What are “Mystery Trips?“ One year my husband and I were talking about what to buy our children for Christmas. We decided they had plenty of “things'” and that their main gifts would be a trip to a secret destination. There would be less under the Christmas tree, but we figured the little vacations would be more memorable than a bunch of new toys. The first year we began this they were a little confused as to the lack of gifts. Once we explained that their presents wouldn’t be as tangible as something they have, but rather something they got to do or see, they were curious (and a little skeptical!).
When did you go on Mystery Trips?
These were mini family vacations we took over Christmas break. Almost every Mystery Trip began the day after Christmas. After eating our Christmas meal, we would ask each child to pack a suitcase (the younger ones needed some help) and let them know what kind of clothes they would need for the trip. We also told them how long we would be gone. Usually, our little vacations were three to four days long.

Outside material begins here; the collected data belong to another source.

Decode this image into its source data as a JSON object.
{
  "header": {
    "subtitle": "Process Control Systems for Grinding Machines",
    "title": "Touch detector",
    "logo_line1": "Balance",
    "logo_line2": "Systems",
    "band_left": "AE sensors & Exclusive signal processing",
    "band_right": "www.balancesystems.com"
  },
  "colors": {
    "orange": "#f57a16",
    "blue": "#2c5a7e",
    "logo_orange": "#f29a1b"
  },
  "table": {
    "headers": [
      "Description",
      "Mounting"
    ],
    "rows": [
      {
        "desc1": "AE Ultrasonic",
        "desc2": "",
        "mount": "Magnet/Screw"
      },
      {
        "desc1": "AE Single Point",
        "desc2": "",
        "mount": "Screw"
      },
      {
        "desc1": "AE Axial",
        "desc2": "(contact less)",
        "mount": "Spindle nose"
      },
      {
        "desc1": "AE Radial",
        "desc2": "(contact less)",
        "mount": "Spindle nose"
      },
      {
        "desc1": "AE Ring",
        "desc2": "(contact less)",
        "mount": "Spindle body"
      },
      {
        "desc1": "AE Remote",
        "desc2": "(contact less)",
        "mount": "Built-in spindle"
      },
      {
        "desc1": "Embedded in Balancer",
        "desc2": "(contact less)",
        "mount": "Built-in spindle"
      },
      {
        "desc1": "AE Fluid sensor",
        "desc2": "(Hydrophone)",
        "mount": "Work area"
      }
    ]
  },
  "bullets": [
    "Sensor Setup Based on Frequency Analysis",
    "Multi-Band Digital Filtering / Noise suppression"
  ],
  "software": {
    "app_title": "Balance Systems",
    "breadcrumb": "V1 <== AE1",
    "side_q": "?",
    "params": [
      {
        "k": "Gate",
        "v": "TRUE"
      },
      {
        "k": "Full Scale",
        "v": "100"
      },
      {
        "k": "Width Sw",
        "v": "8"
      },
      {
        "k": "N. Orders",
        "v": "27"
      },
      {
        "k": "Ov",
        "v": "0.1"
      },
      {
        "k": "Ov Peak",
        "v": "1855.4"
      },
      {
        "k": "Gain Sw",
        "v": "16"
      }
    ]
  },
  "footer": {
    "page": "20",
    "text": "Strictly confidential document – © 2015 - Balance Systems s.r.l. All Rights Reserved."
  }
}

Where did you go for “Mystery Trips?”
Our “Mystery Trips” were always to locations to which we could drive. Thankfully, we live in California where there is so much to do and see. Because we live on the Central Coast, we have the option of driving north, south, or inland. One year we drove to San Francisco and stayed in Nob Hill. We took the kids to a children’s afternoon tea, to museums, rode the cable cars, and some of the other touristy things to do there. Another year we went to downtown Los Angeles and stayed in a hotel that had a holiday ice skating rink. We skated, drank hot chocolate, and visited a children’s museum. I think it’s fair to say we went to a museum almost every time. The teacher in me loves when my kids do something that is both fun and educational. All three of them still enjoy museums. Yay!
I spent hours researching destinations, activities, hotel deals, etc., then would propose the ideas to my husband, and we would narrow it down to one. We chose destinations where there would be plenty to do to keep them entertained. We usually had an itinerary planned but allowed for wiggle room if necessary. Often hotels in the major cities have great weekend rates because the rooms fill during the week with business travelers. They offer low rates to lure families.
Once at our destination, we would unpack, give our children a little spending money for souvenirs, and set out to explore. We ate at fun restaurants, walked for miles (and used a stroller!), and explored new places.
Mystery Trips evoke happiness in all five of us. They were great times of bonding, memory-making, and good fun. They didn’t need to be extravagant to be great. They take some planning financially and logistically but were well worth it. You may remember this come Christmastime and decide memory-making can be better than traditional gifts.